May 5, 2024

TARP Paid Millions in Unsupported Legal Fees, Report Says

The special inspector general for the Troubled Asset Relief Program said auditors questioned $8.1 million of a sampling of $9.1 million in bills from four law firms paid by Treasury’s Office of Financial Stability.

The firms submitted bills with either no descriptions or vague descriptions of the work performed, unsupported expense charges and administrative charges that were not allowed under their contract, the inspector general’s report said.

The most striking examples of problematic bills were from Simpson Thacher Bartlett, the report said.

“Simpson Thacher billed O.F.S. $5.8 million in fees and expenses with bills that provided no detail whatsoever as to the work performed,” the report said.

Later, however, the report mentions that Simpson Thacher provided corporate law advice related to bank bailout investments and the sale of Citigroup stock.

In a statement that made no direct reference to the report, Simpson Thacher said “Our team of highly qualified lawyers worked closely with the Treasury staff on a daily basis to structure and implement TARP programs that played a key role in stabilizing the U.S. financial system.”
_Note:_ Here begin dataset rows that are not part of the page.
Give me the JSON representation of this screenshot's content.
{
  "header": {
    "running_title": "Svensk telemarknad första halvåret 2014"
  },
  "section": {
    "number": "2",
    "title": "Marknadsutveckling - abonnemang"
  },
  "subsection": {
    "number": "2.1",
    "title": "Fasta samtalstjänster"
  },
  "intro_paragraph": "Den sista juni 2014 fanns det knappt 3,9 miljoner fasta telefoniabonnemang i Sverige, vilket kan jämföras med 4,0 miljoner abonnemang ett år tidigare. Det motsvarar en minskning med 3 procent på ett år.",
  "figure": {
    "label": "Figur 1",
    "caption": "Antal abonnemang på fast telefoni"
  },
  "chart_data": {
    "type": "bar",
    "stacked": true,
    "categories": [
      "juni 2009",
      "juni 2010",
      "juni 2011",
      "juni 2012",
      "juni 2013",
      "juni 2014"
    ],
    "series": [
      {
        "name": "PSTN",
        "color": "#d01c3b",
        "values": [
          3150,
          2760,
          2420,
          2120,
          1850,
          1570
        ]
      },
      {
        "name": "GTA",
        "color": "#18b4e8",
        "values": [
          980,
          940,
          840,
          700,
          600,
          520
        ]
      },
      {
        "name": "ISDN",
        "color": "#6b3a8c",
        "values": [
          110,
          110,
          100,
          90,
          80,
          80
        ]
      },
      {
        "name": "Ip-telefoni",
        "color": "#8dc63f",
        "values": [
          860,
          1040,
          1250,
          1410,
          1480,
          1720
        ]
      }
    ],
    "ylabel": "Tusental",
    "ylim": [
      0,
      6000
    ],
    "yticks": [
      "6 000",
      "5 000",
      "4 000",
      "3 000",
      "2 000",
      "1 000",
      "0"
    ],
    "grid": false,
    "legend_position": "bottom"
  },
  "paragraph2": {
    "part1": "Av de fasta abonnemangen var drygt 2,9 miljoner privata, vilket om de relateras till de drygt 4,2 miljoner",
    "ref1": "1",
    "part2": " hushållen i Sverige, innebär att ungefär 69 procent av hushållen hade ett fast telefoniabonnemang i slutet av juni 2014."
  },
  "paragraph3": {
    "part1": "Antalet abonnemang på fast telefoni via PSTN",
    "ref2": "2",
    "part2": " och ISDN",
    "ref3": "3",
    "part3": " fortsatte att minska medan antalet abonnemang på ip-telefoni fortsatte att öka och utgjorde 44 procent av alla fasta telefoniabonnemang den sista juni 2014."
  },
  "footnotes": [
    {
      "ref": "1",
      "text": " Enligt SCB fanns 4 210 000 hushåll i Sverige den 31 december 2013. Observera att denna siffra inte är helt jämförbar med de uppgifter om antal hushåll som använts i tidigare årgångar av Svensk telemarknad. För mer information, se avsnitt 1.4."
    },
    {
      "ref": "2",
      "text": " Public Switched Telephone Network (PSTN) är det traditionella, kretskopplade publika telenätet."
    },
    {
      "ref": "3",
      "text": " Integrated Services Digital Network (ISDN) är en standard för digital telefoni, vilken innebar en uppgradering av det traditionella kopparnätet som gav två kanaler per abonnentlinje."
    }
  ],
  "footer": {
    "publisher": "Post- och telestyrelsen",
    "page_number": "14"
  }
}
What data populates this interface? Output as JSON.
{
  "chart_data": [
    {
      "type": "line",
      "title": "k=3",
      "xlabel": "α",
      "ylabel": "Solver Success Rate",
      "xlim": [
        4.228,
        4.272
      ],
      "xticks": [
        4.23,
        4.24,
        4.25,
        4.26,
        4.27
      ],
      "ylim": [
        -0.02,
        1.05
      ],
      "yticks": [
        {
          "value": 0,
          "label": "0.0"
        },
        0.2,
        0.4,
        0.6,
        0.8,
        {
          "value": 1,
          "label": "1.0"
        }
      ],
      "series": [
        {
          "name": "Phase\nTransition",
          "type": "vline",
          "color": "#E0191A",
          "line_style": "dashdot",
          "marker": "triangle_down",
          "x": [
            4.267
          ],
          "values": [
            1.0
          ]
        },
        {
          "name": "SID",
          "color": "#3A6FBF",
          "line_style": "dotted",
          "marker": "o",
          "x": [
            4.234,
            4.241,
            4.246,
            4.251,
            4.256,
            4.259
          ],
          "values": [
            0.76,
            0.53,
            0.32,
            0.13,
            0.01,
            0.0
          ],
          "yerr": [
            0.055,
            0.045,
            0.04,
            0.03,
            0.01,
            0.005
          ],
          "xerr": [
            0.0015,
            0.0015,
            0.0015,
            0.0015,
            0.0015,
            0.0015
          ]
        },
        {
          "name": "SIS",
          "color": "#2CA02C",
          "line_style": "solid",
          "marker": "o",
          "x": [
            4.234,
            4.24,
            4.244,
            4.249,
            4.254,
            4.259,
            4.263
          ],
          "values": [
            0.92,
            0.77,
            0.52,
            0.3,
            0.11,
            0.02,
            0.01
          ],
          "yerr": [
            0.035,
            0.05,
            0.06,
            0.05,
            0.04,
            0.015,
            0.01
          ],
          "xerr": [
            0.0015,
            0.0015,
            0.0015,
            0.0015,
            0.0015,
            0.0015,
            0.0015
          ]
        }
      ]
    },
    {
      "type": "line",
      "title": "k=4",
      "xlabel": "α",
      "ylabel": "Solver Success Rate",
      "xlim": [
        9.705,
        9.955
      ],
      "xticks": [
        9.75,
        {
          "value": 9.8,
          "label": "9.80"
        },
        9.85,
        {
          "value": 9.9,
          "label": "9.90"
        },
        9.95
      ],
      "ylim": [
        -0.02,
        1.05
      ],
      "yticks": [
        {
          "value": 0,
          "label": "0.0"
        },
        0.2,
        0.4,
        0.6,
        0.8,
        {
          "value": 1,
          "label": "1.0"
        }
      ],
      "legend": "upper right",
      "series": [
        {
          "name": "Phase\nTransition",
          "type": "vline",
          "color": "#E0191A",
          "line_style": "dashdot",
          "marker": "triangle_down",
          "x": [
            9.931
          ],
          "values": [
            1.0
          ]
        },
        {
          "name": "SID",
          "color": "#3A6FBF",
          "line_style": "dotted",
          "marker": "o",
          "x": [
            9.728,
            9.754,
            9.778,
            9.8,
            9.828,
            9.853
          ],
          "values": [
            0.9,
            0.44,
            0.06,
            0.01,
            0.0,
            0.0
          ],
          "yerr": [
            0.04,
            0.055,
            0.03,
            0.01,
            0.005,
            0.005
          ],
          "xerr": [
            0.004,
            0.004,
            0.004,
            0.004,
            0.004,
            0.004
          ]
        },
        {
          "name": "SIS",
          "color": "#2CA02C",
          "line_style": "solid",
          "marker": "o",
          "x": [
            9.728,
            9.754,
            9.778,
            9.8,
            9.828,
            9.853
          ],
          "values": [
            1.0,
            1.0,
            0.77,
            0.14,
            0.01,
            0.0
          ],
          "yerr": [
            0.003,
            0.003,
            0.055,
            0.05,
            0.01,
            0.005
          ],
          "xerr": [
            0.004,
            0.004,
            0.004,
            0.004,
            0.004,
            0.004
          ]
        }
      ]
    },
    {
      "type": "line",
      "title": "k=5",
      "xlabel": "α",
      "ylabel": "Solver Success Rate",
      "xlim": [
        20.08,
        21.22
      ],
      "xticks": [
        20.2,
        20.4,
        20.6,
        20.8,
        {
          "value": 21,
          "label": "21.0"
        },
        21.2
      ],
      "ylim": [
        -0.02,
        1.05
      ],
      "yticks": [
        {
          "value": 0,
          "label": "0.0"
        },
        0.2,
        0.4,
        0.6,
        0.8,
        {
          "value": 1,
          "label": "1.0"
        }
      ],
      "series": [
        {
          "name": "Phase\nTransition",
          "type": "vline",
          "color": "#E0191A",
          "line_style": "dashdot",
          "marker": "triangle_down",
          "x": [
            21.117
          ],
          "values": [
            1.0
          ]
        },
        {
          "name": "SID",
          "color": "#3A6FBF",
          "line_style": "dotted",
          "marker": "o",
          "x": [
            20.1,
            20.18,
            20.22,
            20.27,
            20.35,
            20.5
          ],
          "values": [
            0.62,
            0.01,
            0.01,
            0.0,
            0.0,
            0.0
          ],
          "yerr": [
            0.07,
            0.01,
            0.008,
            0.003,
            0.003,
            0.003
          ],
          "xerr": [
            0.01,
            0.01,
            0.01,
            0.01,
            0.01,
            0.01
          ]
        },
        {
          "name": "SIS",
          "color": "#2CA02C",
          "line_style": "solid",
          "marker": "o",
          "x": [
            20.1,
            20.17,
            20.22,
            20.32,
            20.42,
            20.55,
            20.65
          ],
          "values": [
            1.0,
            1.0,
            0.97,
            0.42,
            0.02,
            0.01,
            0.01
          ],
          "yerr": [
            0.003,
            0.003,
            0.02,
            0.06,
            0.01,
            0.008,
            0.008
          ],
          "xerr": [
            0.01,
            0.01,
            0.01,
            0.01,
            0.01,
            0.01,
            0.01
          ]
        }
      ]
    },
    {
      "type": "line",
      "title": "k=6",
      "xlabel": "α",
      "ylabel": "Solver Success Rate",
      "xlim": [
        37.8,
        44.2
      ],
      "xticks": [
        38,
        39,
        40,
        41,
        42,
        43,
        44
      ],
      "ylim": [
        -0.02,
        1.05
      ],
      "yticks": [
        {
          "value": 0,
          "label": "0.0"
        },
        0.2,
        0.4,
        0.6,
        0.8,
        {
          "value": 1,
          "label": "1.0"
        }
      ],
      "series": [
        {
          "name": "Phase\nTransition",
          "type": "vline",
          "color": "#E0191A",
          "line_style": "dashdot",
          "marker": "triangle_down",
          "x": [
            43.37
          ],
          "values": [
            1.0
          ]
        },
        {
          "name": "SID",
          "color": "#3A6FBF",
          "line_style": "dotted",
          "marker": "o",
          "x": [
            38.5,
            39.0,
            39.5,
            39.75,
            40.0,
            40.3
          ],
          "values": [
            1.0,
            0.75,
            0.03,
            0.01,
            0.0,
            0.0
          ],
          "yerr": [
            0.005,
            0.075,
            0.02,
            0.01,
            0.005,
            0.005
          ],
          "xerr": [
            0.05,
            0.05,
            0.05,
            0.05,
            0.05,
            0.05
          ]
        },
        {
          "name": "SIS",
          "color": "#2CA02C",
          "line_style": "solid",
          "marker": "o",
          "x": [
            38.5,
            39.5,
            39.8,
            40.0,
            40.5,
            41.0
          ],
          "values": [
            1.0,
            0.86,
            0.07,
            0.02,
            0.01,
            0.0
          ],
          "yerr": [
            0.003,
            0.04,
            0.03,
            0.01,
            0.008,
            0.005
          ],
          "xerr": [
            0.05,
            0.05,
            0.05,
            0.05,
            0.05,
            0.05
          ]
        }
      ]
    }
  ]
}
The watchdog, which investigates waste and fraud in the bailout program, also examined bills from Cadwalader Wickersham Taft, Locke Lord Bissell Liddell and Bingham McCutchen, formerly McKee Nelson L.L.P.

The report said that although auditors questioned bills from all of the law firms, it did not mean that all of the fees and expenses were unreasonable.

“These services were of high quality and critical to the success of our programs,” a Treasury Department spokesman, Mark Paustenbach, said. “We believe the procedures we followed ensured that taxpayers received good value.”

As of March, the office that runs the relief program had paid the four firms legal fees and expenses totaling more than $25.5 million, the audit said.

“O.F.S. should determine the allowability of $7,980,215 in unsupported legal fees and expenses paid to the law firms,” it concluded.

The report also recommended that Treasury try to recover $91,482 in “ineligible” fees and expenses paid to Simpson Thacher.

But the report did not question the quality of legal work done by the firms and noted that Treasury had negotiated billing rates equal to or lower than those obtained by other federal agencies and substantially lower than the respective firms’ standard rates.